In June of 1684, the MBC as an overseas company ceased to exist. Following the revocation of its charter, its theocratic governance collapsed. For the MBC, the key to its success as well as the cause of its failure was the combination of its corporate charter and its theocratic governance. Despite often being isolated from many histories of England’s other companies during the seventeenth century, the MBC and its members were an influential part in a connected history of overseas trading corporations and the development of English religious governance abroad. The MBC, unlikethe EIC and LC, illustrates another aspect of the governmental flexibility of corporation, which allowed members to establish rigid authoritarian structures. The purpose of the theocratic government that the members of the MBC formed was like any of England’s seventeenth-century overseas companies. Its priority was to police the behaviour of its members to ensure they represented the model of society that the company wished to represent. Unlike its eastern counterparts, for the MBC this meant the strict formation of a unified religious society, with no room for doctrinal difference, and extinguishing any signs of contrary belief at the first opportunity. Following the Restoration, this behaviour was increasingly at odds with the Crown’s plans for English expansion in the Atlantic. Yet, the very corporate flexibility that had provided the MBC with the framework to establish theocratic governance in New England would end up being its undoing. Its government had become progressively more rigid; its attempts to police the behaviour of those in its jurisdiction had become increasingly arbitrary. On top of this, company leaders were unwilling to compromise in the face of growing criticism of its government, justifying their government as a right granted to them by their corporate charter. By 1686, they had left English authorities with no option but to end their experiment, revoking their corporate charter and thereby abolishing their theocratic governance.

Conclusion

From its origins as a joint-stock overseas company, the MBC evolved into a corporate body that governed in its overseas territory like a state. It legislated, elected and governed a body of people that embraced the narrow theology of its members. Its leaders declared war and annexed land from their English and Native American neighbours. Proselytising expansion became a tool of the MBC’s theocratic government that connected its senior figures’ interests in advancing religion alongside their own political and trading interests over English and Native American peoples. For the MBC’s leaders and members, it was not enough for their corporate theocratic government to be an example of godly rule; they actively sought to export it through both example and expansion.

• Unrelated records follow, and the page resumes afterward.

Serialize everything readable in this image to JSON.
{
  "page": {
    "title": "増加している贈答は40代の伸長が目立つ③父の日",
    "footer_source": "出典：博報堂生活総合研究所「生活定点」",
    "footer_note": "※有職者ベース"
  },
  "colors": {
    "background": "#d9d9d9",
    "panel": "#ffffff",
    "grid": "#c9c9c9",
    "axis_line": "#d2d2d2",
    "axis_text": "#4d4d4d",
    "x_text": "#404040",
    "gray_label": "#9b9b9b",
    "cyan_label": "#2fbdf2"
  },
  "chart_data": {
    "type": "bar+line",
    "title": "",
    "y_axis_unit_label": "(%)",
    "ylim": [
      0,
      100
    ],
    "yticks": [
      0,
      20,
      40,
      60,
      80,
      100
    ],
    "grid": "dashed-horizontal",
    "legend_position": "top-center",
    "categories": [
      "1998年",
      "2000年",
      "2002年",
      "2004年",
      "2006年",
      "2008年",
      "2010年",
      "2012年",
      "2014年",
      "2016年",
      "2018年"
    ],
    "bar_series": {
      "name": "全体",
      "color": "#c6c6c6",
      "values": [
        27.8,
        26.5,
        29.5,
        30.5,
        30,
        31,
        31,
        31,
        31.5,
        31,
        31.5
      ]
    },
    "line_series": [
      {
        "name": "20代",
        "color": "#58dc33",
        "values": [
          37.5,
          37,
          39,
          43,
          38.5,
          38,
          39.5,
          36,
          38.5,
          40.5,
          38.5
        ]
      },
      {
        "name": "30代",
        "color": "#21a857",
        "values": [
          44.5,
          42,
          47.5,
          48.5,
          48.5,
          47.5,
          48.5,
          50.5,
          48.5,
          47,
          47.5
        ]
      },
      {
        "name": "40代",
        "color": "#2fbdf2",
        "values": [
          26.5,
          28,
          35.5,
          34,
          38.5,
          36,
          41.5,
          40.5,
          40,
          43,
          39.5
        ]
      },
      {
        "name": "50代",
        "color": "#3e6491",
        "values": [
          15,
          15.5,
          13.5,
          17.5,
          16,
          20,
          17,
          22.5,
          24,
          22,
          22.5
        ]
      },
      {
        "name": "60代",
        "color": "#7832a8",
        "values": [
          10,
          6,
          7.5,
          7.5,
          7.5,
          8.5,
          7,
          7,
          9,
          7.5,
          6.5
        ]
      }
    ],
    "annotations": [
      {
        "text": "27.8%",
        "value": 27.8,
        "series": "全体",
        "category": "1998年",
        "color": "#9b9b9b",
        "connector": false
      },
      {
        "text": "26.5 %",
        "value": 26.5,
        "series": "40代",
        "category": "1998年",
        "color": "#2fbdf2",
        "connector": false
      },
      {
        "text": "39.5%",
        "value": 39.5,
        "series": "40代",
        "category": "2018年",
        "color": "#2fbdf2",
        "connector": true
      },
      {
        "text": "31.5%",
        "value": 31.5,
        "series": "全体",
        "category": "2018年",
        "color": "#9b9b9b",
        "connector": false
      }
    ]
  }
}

The MBC’s theocratic governance illustrated the extremities of inclusivity and exclusivity of England’s seventeenth-century companies. Unlike the ecumenical governance that developed in the EIC over this period, the MBC manifested a corporate zeal to incorporate and exclude people from its unitary theocratic governance. Alongside this zeal, it was the MBC’s obsession with policing the behaviour of all people that would lead to the company’s downfall. The establishment of the NEC marked a shift in corporate attitudes to the role of religion in English corporate government abroad that would gradually take place across the remainder of the century, removing its responsibility from overseas trading companies and placing it into the hands of specifically designed evangelical corporations. In the next chapter highlights how the EIC, unlike the MBC, developed a model of religious governance that was based not on religious exclusivity but, to a certain extent, inclusivity in the religious and political regulation of behaviour of multiple peoples of varying faiths.